Hard work, perseverance, luck and high standards: that’s what you need to make a mark on the music scene, says alt pop duo The Gravity Drive

‘It’s meant no holidays for God knows how long’

“I’ll come back from a gig at 2am and switch on the computer and work until 4am. There’s no knocking off at 5.30pm, no sense that we’ll slow down, because we can’t, we’re constantly creating,” says lead vocalist and songwriter Elijah Wolf.

He’s too modest to say so, but talent also plays an essential part. You don’t make it on to a Bob Harris session on BBC Radio 2 without impressing the bigwigs. In February, The Gravity Drive were invited to contribute a session for “Whispering” Bob Harris. They recorded three tracks from their debut album, Testament, and the result was broadcast on the Bob Harris show on 12 April.
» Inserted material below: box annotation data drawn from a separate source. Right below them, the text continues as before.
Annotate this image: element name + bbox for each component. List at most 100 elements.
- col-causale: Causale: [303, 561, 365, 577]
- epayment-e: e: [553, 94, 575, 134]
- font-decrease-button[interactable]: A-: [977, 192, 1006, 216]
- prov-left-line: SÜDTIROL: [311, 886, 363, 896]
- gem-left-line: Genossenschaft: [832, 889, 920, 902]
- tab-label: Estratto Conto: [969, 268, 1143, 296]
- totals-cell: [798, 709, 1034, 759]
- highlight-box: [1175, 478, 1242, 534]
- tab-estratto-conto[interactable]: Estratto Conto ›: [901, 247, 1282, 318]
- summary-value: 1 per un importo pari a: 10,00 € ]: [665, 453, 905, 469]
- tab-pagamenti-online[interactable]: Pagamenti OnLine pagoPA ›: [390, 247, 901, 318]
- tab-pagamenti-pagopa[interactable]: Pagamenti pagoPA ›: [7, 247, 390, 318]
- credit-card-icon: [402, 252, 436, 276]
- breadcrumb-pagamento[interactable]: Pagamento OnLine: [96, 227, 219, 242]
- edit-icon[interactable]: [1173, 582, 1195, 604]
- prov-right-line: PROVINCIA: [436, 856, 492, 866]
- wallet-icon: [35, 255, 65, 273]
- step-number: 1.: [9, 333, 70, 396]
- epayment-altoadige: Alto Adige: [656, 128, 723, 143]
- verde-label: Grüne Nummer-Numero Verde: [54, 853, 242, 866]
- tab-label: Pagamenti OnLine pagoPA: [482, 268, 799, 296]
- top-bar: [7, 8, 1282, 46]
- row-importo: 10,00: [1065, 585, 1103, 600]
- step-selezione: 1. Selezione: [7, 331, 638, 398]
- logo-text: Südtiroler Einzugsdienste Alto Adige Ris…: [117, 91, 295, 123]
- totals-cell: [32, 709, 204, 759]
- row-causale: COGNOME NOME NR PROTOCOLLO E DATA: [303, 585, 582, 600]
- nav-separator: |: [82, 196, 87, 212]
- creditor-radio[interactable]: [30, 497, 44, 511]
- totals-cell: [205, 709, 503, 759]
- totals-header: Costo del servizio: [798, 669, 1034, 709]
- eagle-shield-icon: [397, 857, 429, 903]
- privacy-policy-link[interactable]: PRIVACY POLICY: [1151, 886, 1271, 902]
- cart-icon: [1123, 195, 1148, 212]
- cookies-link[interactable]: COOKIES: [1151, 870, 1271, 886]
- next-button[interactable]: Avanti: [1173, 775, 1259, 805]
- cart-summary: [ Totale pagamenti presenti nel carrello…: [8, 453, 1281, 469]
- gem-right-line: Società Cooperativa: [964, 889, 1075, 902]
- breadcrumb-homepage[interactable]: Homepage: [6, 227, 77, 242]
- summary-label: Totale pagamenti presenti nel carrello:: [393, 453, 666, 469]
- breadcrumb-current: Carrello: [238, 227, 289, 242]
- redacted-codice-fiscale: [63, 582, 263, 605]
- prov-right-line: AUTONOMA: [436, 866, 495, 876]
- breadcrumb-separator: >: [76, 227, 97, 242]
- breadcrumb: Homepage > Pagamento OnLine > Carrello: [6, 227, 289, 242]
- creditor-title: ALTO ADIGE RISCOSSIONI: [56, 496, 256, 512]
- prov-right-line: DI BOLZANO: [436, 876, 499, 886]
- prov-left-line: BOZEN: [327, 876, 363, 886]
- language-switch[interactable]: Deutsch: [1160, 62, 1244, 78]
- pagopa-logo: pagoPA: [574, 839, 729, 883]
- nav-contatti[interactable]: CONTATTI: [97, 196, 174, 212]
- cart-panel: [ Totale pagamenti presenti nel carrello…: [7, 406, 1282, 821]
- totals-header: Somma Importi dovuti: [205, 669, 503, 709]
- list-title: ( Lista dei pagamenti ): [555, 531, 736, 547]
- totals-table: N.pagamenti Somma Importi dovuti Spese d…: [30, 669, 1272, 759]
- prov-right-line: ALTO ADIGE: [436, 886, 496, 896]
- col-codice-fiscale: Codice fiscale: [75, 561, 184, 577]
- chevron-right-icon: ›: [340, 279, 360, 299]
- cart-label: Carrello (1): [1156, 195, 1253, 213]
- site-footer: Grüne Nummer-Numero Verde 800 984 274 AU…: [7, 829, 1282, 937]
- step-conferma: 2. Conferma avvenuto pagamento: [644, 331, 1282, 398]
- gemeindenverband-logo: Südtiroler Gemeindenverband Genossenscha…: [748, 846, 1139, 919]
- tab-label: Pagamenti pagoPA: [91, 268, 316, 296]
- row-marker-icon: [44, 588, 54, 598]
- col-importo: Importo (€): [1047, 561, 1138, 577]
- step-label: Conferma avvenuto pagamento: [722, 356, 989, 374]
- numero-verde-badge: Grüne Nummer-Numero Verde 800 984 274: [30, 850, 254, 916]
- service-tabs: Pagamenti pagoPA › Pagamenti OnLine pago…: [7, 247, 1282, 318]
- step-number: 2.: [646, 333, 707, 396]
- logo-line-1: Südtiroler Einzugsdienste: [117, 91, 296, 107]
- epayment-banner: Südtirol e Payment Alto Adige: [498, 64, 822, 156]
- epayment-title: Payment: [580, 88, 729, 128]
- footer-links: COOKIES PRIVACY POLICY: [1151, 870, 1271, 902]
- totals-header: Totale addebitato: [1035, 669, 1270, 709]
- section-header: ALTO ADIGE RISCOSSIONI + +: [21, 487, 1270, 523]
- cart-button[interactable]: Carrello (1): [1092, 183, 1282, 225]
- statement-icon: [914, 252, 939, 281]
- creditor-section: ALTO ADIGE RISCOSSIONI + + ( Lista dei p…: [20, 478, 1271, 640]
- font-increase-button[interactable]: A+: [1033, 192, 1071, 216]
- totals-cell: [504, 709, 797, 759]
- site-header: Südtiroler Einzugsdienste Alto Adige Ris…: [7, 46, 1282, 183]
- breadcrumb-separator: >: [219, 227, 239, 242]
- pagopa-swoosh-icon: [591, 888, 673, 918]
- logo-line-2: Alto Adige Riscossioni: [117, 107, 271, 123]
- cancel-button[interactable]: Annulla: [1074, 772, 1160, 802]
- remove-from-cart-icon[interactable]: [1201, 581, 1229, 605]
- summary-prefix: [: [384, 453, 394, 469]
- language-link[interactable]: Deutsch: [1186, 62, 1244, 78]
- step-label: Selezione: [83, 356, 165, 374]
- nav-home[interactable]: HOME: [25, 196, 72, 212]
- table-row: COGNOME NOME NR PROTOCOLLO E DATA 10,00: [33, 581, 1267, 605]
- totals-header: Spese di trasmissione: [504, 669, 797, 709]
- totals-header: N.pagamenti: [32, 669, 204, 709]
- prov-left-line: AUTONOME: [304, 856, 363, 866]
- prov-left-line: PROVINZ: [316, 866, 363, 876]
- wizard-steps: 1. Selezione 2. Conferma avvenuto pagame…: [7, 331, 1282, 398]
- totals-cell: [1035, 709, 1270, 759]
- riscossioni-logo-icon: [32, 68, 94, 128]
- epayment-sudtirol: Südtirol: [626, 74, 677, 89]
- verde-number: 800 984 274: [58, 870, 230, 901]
“As an independent, we’re proud to get this far, and to be respected by a legend like that is amazing,” says Ava Wolf, the other half of The Gravity Drive duo.

Success hasn’t come quickly for the pair. It’s taken years of dedication to write and release an album, to build up a busy live schedule and gain radio airtime.

“It’s meant no holidays for God knows how long — all our money was put into recording, there were times when the rent looked in danger because the recording came first. Financially it was tough; personally it was also tough not seeing each other without work being involved,” says Elijah.

From the beginning, the couple have supported their own recording efforts. “When we started, I just didn’t know how we were going to do it. We had no label, no backing,” says Ava.

Then they discovered a secret weapon. Pete Scwhier, who lives at Hooke, has engineered, mixed or produced albums for some of the biggest names in the music industry. He started with Kim Wilde’s Kids in America, did two albums for The Jam, six albums for the Pet Shop Boys, two for Duran Duran, worked with Frankie Goes to Hollywood; the list goes on and on.

“He was a gift,” says Ava.

“I like to help people out if I can,” says Pete. “They asked me to help them, and the melodies are really good.

“If they keep plugging away, they could make it. The songs are good enough, as to how commercial they are; well that’s a different question! So much big commercial success depends on other factors.”

The Wolfs live a simple lifestyle with their daughter in a small, brick cottage near Netherbury. The house perches on a hillside and the garden tumbles down to a raggedy wood and stream. Elijah says that over the years, West Dorset has worked a subtle magic.

“There’s a sort of spirit in the people here as well as the landscape that is very inspiring. It’s changed me,” he says.

This pervasive spirit of place is one of the inspirations for the new album. Called The Wildlight, it should be ready for release in the autumn.

“The new stuff has more space than Testament. It feels like there’s something magical happening. We’re not pushing so much to achieve, we’re just allowing it to come through,” says Elijah.

Ava confesses: “When we first moved here we thought we’d stay a couple of years and move to London, and now we think ‘why would we ever leave?’

“We love living here and being independent; we’re privileged to be able to create what we want. It’s all been worth it.”